4. The method of claim 1, wherein, The step of obtaining target data from the corresponding external data source through each target MCP service based on the data collection information includes: Based on the target MCP service information of the data collection information, the corresponding target MCP service is determined; For each of the target MCP services, the service protocol of the target MCP service is used to communicate with the corresponding target external data source to obtain the target data corresponding to the data type being collected; The data acquisition information includes at least one type of data to be acquired and the corresponding target MCP service information.

5. The method of claim 2, wherein, The step of determining the correction information for the software order information based on the feedback results includes: Determine the semantic matching information between the feedback result and the software order information; The correction information is determined based on the semantic matching information.

6. The method according to any one of claims 1 to 5, characterized in that, The step of compiling the target software according to the software compilation configuration table includes: The software compilation configuration table is analyzed to generate a compilation task queue and determine the compilation toolchain; The target software is generated using the compilation toolchain based on the compilation task queue.

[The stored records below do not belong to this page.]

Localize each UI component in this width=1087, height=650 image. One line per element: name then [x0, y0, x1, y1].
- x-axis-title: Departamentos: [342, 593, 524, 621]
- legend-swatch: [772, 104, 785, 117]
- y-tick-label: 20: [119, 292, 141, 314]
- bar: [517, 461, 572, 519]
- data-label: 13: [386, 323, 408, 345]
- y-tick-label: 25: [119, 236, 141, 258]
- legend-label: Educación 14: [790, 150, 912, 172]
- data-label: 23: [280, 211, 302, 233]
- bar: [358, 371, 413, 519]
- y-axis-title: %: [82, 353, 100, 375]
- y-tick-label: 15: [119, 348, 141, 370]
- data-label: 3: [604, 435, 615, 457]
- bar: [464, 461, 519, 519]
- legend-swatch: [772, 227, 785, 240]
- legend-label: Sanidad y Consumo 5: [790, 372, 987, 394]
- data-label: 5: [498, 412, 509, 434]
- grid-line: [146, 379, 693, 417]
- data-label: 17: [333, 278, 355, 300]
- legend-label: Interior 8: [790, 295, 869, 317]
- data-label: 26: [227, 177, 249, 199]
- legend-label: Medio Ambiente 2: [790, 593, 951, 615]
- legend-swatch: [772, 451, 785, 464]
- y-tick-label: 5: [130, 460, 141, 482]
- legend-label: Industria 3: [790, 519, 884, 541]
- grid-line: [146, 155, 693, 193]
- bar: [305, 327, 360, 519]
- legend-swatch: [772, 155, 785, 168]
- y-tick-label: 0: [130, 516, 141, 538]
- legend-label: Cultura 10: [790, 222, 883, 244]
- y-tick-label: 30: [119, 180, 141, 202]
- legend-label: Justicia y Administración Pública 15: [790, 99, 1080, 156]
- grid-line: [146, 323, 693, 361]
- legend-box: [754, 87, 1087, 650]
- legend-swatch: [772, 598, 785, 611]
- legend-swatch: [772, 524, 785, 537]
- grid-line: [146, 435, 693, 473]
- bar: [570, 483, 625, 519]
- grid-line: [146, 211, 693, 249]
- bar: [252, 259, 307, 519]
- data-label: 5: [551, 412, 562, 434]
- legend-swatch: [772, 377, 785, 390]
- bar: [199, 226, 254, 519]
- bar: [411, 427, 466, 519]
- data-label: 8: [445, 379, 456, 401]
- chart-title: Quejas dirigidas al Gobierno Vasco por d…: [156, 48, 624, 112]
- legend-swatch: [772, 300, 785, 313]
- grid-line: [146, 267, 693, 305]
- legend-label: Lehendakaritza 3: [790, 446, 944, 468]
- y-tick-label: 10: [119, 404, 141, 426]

7. The method of claim 5, wherein, The external data sources include order information data sources, customer management information data sources, email information data sources, compilation and configuration history information data sources, product information data sources, and software specification management information data sources. 8.A software configuration compiling apparatus based on a large language model, characterized in that, include: The large language model module is used to input software order information into a trained large language model and obtain data collection information output by the trained large language model; It is also used to input each target data into the trained large language model to obtain the software compilation configuration table output by the trained large language model; The acquisition module is used to acquire target data from the corresponding external data source through each target MCP service based on the data acquisition information. The compilation module is used to compile the target software according to the software compilation configuration table.

9. An electronic device comprising a memory, a processor, and a computer program stored in the memory and executable on the processor, characterized in that, When the processor executes the computer program, it implements the method as described in any one of claims 1 to 7.

10. A computer-readable storage medium storing a computer program, the computer program comprising instructions that, when executed by a computer, cause the computer to perform the method of any one of claims 1 to 9. When the computer program is executed by a processor, it implements the method as described in any one of claims 1 to 7.